Caldera strays from tradition

However, their 2017 album Caldera signaled a shift away from tradition. Everything still sounds funky as hell, but there’s a new freedom that shows the band evolving beyond their roots into something new and ferocious. Songs are suites with multiple parts. “Marshmallow Man”s impossibly funky first half morphs into a ferocious swampy stomper. Nine-minute opus “Au Jus” follows a similar trajectory, but ends with a spaced out boom-bap coda reminiscent of Portishead in their heyday. There’s a dash of Heliocentrics‘ cosmic jazz in “Goldie’s Road”, and single “Cactus Blossom” features an arpeggiated riff that would make Dr. Dre proud. Despite casting their net far and wide, Caldera is a consistently solid listen, interesting yet never fussy.

All nine members of the band looked like they were having a blast onstage. Their camaraderie was evident in the many small moments that played out. In an amazing spark of musical telepathy, keyboard player Nathan Spicer played a short glissando during sax/flute player Art Brown’s solo. It was a moment of improvisation meant to accent the solo, but somehow Brown answered with the exact same phrase on his horn right afterward. The hearty smile on Spicer’s face was priceless. It’s the kind of thing that can only happen when you’ve spent hours and hours playing together.

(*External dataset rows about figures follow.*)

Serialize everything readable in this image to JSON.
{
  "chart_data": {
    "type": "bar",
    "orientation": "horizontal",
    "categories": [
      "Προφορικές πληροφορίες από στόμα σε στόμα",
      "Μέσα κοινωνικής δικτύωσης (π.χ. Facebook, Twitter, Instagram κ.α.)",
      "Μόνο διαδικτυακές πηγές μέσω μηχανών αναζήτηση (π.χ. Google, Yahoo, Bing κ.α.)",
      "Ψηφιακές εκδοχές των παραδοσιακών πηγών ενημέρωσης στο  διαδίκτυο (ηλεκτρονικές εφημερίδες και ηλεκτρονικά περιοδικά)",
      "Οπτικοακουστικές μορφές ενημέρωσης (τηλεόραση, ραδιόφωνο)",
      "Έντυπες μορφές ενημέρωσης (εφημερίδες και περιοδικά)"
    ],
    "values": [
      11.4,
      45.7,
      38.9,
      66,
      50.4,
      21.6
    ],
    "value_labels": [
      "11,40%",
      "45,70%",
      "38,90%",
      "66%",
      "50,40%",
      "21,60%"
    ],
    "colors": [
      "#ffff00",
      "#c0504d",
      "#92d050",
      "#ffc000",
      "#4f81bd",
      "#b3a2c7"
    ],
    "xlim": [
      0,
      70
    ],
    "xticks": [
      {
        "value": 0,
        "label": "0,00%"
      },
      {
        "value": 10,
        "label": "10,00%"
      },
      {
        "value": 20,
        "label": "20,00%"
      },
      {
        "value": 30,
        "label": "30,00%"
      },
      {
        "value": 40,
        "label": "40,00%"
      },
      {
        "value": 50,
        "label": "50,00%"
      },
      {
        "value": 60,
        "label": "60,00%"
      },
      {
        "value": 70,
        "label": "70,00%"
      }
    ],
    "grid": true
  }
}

Another jaw-dropping moment featured drummer Grant Schroff and the percussionist (whom I assume is not their usual player Lalo Bello since there is zero resemblance) had the stage to themselves. The two complemented each other’s playing perfectly, each making pockets for the other to play in.

Speaking of chops, it deserves mentioning that each band member is a master of his instrument. Trombonist Elijah Clark and trumpeter Scott Morning rounded out the horn section who doled out licks with a sniper’s precision. Bassist Jason Gray lay down the anchor lines, giving plenty of scaffolding for guitarist Ben Bloom to work his magic on.

Polyrhythmics at Wise Hall, Vancouver, May 12 2018. Celine Pinget photo.

Polyrhythmics at Wise Hall, Vancouver, May 12 2018. Celine Pinget photo.

Tears for Fears gets a funk makeover

Their set consisted of mostly cuts from Caldera, although it was good to hear “Pupusa Strut” from their 2013 album Libra Stripes. My personal highlight was a cover of Tears For Fears’ classic “Everybody Wants to Rule the World”. I never thought of the 80s hit as funky, but after hearing it served a la Polyrhythmics I am a convert. Another example of the broader horizons the band has opened up to I guess.

Despite playing for a good 90 minutes, their set felt way too short. My legs felt like jelly but I wanted more. The only consolation is that Vancouver’s proximity to Seattle means that hopefully, they’ll be back soon.

Opening for Polyrhythmics was Coco Jafro. Vancouver-based but boasting members from all over the globe, the septet are purveyors of their own brand of groove that exists at the intersection of funk, soul and acid jazz. Lead singer Karina Morin has a powerful, emotive voice that plays well off guitarist Amine Said‘s North African inflected playing. They started their set while people were still trickling into the venue, but by the time they finished only the old and tired were in their seats. The group is playing a bunch of shows throughout summer 2018 so if you like to get down, check out their schedule.